When Anastasios Tzanidakis was sifting through some older telescope observations, he stumbled across something that should not be occurring. A star around 11,000 light-years from Earth in the constellation Puppis, which had previously been relatively stable, has begun to flicker in ways that are uncommon for this type of star (similar to our sun).
“The light from the star was relatively constant over time, until 2016; then there were three drops in brightness in the light output. Then in 2021, it absolutely exploded in brightness,” said Tzanidakis, who is currently pursuing his PhD in astronomy at the University of Washington. “The behaviour of these stars was strange. Normally they are stable. So we were asking ourselves, ‘What is happening?’”

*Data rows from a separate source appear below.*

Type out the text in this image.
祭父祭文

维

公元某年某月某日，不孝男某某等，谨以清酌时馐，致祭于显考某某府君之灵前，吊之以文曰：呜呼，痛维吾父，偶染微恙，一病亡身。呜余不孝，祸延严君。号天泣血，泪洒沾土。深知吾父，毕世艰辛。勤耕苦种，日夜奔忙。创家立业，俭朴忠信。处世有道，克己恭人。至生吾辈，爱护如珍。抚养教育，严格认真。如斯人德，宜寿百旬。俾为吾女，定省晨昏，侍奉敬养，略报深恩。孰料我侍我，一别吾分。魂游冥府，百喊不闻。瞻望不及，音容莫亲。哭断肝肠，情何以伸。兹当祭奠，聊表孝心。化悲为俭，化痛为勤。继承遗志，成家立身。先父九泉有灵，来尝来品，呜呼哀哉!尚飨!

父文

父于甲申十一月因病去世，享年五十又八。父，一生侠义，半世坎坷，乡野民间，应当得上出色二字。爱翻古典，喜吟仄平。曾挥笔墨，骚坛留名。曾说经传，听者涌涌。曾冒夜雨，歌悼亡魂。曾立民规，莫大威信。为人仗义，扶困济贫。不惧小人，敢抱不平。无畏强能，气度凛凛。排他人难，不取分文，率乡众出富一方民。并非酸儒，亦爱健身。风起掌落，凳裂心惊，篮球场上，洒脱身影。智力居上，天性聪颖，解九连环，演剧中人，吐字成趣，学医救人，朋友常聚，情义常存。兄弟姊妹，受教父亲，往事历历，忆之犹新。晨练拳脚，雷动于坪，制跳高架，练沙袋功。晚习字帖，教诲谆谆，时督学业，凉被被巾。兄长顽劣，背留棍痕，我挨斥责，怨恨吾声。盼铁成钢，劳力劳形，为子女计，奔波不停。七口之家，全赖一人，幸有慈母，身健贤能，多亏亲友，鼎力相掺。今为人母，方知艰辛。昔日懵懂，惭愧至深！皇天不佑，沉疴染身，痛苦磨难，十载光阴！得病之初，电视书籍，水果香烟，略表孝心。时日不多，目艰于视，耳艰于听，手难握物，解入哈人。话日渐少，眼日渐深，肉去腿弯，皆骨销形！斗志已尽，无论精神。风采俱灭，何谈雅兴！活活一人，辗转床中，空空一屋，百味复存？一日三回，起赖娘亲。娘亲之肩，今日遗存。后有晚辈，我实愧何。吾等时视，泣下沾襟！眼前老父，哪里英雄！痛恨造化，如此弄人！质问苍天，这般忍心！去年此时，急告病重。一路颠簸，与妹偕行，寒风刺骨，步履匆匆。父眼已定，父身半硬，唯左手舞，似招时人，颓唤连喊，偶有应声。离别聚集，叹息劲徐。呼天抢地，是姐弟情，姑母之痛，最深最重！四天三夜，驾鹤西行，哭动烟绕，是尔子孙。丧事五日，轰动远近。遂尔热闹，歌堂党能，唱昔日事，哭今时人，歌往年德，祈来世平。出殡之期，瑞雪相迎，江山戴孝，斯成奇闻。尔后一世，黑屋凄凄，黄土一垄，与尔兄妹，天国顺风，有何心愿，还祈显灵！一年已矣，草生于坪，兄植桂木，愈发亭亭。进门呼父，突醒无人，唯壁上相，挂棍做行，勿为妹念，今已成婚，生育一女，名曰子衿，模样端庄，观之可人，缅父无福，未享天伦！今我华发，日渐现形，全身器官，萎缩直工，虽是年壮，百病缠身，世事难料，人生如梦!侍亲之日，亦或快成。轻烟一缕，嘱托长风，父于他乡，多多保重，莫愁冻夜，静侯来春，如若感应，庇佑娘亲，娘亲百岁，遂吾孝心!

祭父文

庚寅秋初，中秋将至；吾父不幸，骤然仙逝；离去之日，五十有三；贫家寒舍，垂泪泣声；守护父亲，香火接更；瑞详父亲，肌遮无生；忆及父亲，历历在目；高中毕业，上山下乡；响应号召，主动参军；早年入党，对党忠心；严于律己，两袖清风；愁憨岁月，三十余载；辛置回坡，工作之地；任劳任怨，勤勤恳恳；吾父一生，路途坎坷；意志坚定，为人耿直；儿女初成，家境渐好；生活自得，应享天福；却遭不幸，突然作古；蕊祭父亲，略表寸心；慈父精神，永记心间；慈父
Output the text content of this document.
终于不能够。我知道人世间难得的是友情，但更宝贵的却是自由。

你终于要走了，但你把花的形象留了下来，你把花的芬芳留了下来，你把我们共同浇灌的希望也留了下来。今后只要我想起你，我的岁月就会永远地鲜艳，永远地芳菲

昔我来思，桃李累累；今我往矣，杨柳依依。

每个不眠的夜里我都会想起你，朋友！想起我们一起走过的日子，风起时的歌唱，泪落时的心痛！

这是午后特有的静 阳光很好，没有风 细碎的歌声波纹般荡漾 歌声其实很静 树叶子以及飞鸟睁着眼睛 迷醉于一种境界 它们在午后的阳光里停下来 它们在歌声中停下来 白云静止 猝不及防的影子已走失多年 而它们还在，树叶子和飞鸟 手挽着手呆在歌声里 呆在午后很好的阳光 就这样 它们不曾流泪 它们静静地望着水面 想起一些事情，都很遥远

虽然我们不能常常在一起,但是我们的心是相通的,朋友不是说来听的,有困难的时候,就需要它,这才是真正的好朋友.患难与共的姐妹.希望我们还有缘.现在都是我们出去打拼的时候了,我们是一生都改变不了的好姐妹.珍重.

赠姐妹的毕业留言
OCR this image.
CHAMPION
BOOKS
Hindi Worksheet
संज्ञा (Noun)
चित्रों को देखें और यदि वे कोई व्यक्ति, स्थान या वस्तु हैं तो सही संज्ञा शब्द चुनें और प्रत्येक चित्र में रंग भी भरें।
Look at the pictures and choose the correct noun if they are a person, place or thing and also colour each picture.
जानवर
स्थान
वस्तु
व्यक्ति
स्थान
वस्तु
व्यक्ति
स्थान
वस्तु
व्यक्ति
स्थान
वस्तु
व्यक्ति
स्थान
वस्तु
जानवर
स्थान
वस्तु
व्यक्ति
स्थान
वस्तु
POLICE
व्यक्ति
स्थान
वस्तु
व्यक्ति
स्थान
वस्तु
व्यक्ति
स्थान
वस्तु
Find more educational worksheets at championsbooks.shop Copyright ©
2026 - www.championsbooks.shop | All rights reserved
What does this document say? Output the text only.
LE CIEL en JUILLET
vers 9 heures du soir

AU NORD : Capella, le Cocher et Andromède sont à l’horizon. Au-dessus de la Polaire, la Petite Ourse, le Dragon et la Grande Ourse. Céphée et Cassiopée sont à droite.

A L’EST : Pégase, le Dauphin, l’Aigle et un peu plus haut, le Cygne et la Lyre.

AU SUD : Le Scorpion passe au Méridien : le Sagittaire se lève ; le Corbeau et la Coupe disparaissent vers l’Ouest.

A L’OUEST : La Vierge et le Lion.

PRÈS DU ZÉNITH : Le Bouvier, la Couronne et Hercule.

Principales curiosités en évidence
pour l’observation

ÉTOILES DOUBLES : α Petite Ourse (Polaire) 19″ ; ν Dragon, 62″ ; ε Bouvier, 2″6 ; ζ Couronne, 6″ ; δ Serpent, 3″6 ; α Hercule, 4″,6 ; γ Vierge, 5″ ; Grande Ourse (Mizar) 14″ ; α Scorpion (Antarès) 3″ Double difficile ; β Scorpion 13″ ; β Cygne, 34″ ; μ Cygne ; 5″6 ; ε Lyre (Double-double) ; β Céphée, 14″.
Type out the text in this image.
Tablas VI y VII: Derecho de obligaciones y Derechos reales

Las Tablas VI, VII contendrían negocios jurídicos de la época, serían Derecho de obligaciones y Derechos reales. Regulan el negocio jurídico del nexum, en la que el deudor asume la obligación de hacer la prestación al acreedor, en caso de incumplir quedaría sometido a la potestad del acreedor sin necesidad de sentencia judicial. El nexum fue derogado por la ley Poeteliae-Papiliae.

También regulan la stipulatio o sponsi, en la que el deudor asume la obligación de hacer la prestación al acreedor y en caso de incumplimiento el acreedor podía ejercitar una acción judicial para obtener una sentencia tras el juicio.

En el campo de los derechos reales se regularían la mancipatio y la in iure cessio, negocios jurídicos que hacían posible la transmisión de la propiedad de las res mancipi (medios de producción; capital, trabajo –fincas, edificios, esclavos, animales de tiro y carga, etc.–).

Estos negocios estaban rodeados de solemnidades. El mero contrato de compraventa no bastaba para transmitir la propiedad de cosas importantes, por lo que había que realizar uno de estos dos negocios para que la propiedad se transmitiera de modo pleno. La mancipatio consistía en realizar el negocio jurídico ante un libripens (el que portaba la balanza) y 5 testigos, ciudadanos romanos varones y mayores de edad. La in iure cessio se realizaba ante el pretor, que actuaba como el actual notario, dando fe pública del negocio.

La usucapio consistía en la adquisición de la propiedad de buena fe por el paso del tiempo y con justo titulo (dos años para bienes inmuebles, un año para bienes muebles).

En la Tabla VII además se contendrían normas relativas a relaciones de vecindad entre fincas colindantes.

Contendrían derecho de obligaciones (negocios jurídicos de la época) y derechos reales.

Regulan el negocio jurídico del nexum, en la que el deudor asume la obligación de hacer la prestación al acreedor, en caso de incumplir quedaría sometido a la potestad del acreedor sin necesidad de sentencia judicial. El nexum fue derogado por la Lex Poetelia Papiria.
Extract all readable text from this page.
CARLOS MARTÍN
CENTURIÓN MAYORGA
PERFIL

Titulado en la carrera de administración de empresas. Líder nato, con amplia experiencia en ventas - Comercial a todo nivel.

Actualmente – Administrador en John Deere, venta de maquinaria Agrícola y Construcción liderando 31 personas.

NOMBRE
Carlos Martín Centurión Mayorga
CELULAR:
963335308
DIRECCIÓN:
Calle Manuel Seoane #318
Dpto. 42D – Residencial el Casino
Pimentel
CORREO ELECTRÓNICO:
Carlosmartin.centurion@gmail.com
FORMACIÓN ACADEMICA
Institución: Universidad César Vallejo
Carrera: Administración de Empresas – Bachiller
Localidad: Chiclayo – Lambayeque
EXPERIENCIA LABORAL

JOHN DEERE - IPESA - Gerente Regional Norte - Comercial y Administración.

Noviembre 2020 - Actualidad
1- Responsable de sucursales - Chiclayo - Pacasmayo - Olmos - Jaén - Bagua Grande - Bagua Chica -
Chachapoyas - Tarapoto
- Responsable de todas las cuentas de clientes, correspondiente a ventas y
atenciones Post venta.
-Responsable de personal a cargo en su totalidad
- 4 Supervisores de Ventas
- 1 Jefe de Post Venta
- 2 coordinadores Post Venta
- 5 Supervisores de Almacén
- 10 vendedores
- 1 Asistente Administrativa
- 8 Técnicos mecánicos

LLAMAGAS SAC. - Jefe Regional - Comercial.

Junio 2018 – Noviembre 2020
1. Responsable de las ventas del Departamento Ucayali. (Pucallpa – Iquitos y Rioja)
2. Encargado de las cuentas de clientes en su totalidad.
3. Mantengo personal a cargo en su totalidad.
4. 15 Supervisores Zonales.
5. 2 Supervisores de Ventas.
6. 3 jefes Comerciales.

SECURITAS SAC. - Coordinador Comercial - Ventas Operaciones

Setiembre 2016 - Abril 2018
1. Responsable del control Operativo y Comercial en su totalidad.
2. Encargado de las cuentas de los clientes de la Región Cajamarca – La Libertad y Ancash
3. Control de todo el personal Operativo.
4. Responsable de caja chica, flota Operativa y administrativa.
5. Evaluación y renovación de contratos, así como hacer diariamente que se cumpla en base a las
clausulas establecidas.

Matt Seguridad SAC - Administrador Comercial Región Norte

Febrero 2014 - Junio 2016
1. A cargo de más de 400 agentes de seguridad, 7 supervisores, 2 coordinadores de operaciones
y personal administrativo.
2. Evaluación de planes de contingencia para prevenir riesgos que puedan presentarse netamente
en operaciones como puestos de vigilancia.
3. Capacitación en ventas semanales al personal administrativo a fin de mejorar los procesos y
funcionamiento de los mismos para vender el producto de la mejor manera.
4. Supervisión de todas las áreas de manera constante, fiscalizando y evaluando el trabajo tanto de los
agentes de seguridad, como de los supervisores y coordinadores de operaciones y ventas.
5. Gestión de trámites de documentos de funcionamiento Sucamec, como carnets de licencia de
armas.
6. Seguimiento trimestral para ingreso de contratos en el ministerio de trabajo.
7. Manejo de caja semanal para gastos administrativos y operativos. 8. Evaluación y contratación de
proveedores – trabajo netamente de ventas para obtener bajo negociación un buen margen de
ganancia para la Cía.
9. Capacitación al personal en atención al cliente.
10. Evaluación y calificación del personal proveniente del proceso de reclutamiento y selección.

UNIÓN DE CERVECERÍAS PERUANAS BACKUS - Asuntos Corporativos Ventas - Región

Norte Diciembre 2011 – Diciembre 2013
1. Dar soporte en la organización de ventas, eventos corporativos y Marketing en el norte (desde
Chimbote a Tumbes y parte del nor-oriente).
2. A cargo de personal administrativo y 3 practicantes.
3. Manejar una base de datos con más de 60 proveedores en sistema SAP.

The answer to Tzanidakis’ question, as pieced together by comprehensive analysis of several telescope observations taken over years, along with a large amount of archived data from a variety of sources, ultimately leads to the conclusion that it is possible that two planets from that distant solar system may have collided with each other. The collision may have created a vast cloud of debris that is now travelling at approximately the same speed and direction toward their host star that Earth travels toward the sun.
This discovery provides some of the earliest observations so far that provide insight into similarities between how the moon and Earth were formed approximately 4.5 billion years ago. The results of this investigation have been published in The Astrophysical Journal Letters by Tzanidakis and his senior author James Davenport, an assistant research professor of astronomy at the University of Washington.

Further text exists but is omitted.